Kamis, 07 Juni 2018

Sebuah Kisah


Kisah ku berawal dari masa smp yang sangat berantakan, tawuran sana-sini, bolos sekolah hingga aku dihadapkan pada situasi yang sangat haru saat itu dan membuat ku ingin bertaubat. Ya, situasi itu adalah pada saat orang tuaku menangis dihadapan ku, guru dan kepala sekolah smp ku diruang kepala sekolah karena tingkah laku ku. Pada saat itu aku hanya seorang remaja yang masih mencari jati diri, namun apalah daya akhirnya aku terjerumus ke lubang yang sebenarnya sama sekali tidak ingin aku masuki.

Singkat cerita, pada saat smp kelas 3 aku bertemu seorang teman yang sangat baik, “pampam” panggilannya. Sebuah nama yang kubuat karena namanya yang panjang untuk sebatas nama panggilan, ia mengajak ku untuk menghadiri sebuah majelis di dekat rumahnya alasannya sederhana, ia ingin membantu ku untuk berubah. Akhirnya aku datang menghadirinya, aku mendengar ceramah seorang habib yang sekarang telah menjadi panutanku.
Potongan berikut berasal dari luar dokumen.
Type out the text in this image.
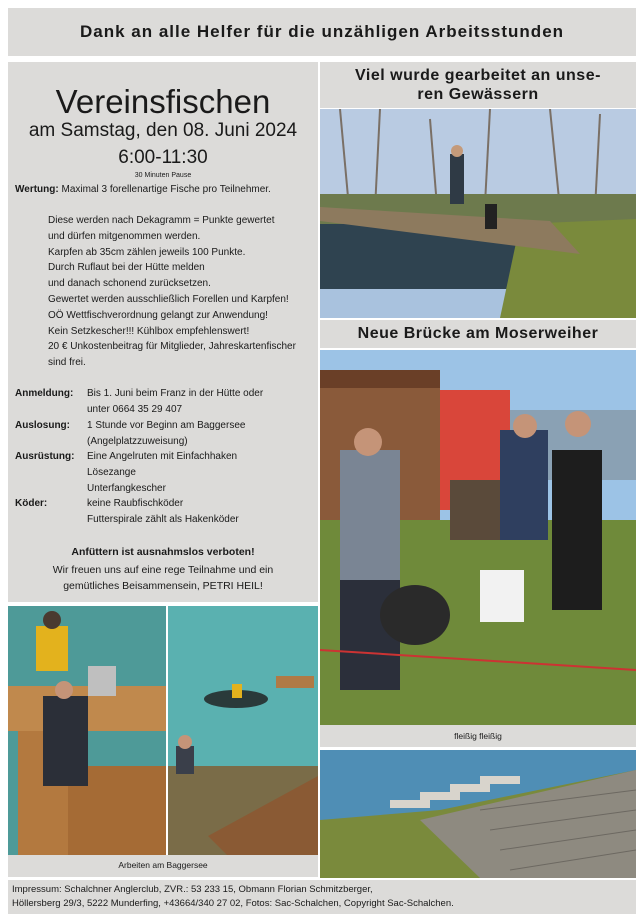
Dank an alle Helfer für die unzähligen Arbeitsstunden
Vereinsfischen
am Samstag, den 08. Juni 2024
6:00-11:30
30 Minuten Pause
Wertung: Maximal 3 forellenartige Fische pro Teilnehmer.
Diese werden nach Dekagramm = Punkte gewertet
und dürfen mitgenommen werden.
Karpfen ab 35cm zählen jeweils 100 Punkte.
Durch Ruflaut bei der Hütte melden
und danach schonend zurücksetzen.
Gewertet werden ausschließlich Forellen und Karpfen!
OÖ Wettfischverordnung gelangt zur Anwendung!
Kein Setzkescher!!! Kühlbox empfehlenswert!
20 € Unkostenbeitrag für Mitglieder, Jahreskartenfischer
sind frei.
Anmeldung: Bis 1. Juni beim Franz in der Hütte oder
unter 0664 35 29 407
Auslosung: 1 Stunde vor Beginn am Baggersee
(Angelplatzzuweisung)
Ausrüstung: Eine Angelruten mit Einfachhaken
Lösezange
Unterfangkescher
Köder:	keine Raubfischköder
Futterspirale zählt als Hakenköder
Anfüttern ist ausnahmslos verboten!
Wir freuen uns auf eine rege Teilnahme und ein
gemütliches Beisammensein, PETRI HEIL!
Viel wurde gearbeitet an unse-
ren Gewässern
Neue Brücke am Moserweiher
fleißig fleißig
Arbeiten am Baggersee
Impressum: Schalchner Anglerclub, ZVR.: 53 233 15, Obmann Florian Schmitzberger,
Höllersberg 29/3, 5222 Munderfing, +43664/340 27 02, Fotos: Sac-Schalchen, Copyright Sac-Schalchen.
1 tahun berjalan, tiba saatnya ibuku menyuruhku untuk mengajak juga anak dari salah satu temannya untuk menghadiri sebuah tabligh akbar. Nama nya Nadine Kalea Azzahra, seorang perempuan yang mempunyai perjalanan hidup yang kurang beruntung juga sama sepertiku. Pada saat bertatap muka untuk pertama kalinya, aku melihat paras wajahnya yang sangat cantik seraya berkata dalam hatiku “Kamu beruntung, Allah sedang tersenyum pada saat menciptakan mu”. Setelah ia ku bonceng dengan motor sederhanaku, ia terlihat tidak begitu tertarik untuk menghadiri sebuah acara tabligh akbar. Itu terlihat dari matanya yang selalu tertuju pada layar ponsel nya, namun bukan bagian dari diriku jika aku tidak mampu untuk membuatnya tertarik. Aku melakukan suatu hal yang mungkin akan agak lebih aneh jika sedang bersama teman baru, yaitu mengambil ponselnya.

“eh kok kamu lancang banget sih ngambil hp aku” ujarnya sambil mencoba merebutnya kembali.
“coba kamu dengerin dulu ceramahnya, perhatikan isi ceramahnya. Kalo kamu masih bermain hp mending kita pulang aja” kataku pada saat ia mencoba merebut ponselnya.

Dari percakapan singkat tadi, aku yakin dia akan menyukai untuk menghadiri kembali acara tersebut.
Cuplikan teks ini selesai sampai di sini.